Pragmatically, the best way forward is probably to refine individual tests that cause problems for example by using round-half-to-even to reduce the precision.

Comment 9 Josh Spiegel 2009-07-08 15:33:51 UTC

I suggest creating documentation for this in XQTS and also having the relevant tests reference this documentation in the comment.  This would have helped me a lot initially.  Thanks.

Comment 10 Bogdan Butnaru 2009-07-09 00:09:05 UTC

(In reply to comment #8)
> So as far as testing is concerned, any test whose result is floating point (or
> that contains the serialization of a value that includes floating point) has an
> infinite number of correct answers. This is clearly unsatisfactory, but it's
> hard to find a good way forward. Pragmatically, it can be useful when regular
> comparison of results fails, to try again parsing both results as float and
> outputting a comment if this succeeds, to aid manual inspection.

I haven't thought this through very thoroughly, but I believe that for most float numbers there should be a (relatively simple) way to determine that a string value is a correct representation of that float number, using only string operations:

AFAIK, for most if not all float numbers, and with the specific restrictions in the spec regarding the position of the decimal separator, all valid mantissas that can represent it form a set of strings that is infinite but is bounded lexicographically at both ends by a well-defined pair of strings.
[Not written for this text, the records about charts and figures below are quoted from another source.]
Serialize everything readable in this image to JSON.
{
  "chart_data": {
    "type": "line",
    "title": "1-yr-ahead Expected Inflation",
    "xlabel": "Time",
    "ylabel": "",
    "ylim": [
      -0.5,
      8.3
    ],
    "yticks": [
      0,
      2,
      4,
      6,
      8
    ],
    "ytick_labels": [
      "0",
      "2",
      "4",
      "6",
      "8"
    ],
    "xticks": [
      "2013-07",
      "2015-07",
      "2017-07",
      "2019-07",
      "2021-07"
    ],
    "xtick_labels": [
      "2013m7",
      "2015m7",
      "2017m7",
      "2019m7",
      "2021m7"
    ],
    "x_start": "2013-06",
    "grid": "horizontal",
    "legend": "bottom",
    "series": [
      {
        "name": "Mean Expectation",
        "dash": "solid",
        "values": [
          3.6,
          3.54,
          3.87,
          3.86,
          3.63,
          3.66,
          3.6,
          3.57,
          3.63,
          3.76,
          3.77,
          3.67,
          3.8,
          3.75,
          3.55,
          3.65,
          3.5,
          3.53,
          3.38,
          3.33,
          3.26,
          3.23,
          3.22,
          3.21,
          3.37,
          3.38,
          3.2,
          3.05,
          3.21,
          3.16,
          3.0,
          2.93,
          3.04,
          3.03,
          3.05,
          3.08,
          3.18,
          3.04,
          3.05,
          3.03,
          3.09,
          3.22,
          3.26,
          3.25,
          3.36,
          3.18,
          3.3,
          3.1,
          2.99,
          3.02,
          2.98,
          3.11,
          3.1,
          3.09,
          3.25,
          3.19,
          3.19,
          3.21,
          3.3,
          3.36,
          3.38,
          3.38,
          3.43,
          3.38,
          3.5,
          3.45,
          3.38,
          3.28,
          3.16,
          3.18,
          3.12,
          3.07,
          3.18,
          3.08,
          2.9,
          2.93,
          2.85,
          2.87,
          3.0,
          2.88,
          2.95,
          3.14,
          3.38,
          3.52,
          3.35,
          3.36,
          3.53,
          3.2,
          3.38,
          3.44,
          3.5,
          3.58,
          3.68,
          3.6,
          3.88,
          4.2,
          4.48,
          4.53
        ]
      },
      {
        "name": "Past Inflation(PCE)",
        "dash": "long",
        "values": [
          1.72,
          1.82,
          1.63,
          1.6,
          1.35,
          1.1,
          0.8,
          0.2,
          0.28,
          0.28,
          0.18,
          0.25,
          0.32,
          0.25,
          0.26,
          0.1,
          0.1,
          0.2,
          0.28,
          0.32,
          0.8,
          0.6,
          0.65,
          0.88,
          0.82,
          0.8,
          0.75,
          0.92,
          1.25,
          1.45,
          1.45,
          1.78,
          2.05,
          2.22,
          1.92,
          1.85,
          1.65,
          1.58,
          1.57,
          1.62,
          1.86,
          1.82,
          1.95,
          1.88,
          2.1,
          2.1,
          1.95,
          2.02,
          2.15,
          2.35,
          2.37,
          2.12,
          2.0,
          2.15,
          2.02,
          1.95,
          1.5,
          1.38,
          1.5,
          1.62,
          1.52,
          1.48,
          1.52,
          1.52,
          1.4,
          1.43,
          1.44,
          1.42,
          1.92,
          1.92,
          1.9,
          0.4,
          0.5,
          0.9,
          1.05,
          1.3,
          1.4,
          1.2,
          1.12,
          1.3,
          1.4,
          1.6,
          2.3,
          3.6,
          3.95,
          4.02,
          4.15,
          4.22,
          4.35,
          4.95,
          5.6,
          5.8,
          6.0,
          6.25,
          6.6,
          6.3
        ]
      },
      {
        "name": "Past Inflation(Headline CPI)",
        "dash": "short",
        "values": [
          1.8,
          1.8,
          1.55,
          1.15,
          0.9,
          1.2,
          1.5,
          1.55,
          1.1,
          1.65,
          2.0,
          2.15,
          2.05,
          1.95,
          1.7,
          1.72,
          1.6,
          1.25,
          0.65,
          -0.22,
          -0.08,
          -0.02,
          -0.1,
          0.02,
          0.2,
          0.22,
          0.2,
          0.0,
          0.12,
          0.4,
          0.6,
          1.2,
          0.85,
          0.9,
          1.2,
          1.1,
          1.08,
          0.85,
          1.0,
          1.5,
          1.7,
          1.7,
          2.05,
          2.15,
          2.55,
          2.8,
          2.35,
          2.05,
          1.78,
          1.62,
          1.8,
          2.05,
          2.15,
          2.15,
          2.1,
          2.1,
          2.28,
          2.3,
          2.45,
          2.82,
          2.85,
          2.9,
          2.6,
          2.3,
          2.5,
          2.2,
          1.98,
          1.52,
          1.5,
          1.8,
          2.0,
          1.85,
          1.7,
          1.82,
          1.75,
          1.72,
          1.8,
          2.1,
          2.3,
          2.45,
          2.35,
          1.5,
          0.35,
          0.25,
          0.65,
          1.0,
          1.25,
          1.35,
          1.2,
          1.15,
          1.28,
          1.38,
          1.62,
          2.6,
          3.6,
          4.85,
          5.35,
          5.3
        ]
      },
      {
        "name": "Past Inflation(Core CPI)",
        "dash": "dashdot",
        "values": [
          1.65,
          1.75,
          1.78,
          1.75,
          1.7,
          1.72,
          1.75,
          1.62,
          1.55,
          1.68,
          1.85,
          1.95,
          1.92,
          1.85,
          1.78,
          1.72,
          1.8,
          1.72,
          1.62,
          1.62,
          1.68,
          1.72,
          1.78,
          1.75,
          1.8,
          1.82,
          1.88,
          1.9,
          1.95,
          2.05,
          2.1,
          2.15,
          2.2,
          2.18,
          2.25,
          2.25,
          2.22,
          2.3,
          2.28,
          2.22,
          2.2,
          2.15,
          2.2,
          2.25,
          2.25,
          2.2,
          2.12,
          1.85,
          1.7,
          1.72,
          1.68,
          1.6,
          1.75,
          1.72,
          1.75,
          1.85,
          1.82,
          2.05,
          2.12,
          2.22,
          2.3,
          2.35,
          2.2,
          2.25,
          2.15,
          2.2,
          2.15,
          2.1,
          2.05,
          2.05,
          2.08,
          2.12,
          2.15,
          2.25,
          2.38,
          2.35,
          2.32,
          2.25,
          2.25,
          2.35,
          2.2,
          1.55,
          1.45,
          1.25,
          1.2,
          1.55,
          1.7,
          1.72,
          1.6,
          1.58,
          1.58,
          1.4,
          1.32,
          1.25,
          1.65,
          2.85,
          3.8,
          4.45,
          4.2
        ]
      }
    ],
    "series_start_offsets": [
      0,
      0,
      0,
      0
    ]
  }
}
I _think_ that the exponent can't vary, so in principle it should be possible to check the string values using only string operations.

(This excludes values in the 1E-6 – 1E+6 range, where I believe the spec allows a single representation, and of course NaN and infinities.)

I intend to investigate this further and propose concrete changes. This will probably mean using the exact value for the restricted millionth–million range, writing a tool that generates the extremes for any value outside that range, and changes to affected tests. I'm in the middle of something else right now, so that is not likely to come before the end of summer. However, if there is a specific reason to hurry (e.g., an imminent new release of the test suite) and nobody else offers, let me know, I'll probably be able to take a couple of days to work it through.

Comment 11 Andrew Eisenberg 2010-02-24 20:58:10 UTC

(In reply to comment #9)
> I suggest creating documentation for this in XQTS and also having the relevant
> tests reference this documentation in the comment.  This would have helped me a
> lot initially.  Thanks.
> 

The Guidelines for Running the XML Query Test Suite do address this issue, saying:

"Many tests involve operations on floats/doubles and converting those results to strings. Even as one explicit value is given, the task force realizes that other values may also be acceptable. In such cases submitters are encouraged to submit values that may differ. The task force will eventually determine if such values are within the acceptable range."

It didn't occur to us to reference this comment in the relevant test cases.

Comment 12 Andrew Eisenberg 2010-02-24 21:04:01 UTC

Bogdan, in comment #6 I asked if you'd like additional expected results added for some of our test cases. I haven't heard back from you, and so I'm marking this bug report with INVALID.

Please close this bug report if you agree with this resolution, or reopen it if you'd like further action or discussion. I understand that you may wish to reopen this in the future, when your schedule allows you to work on this topic.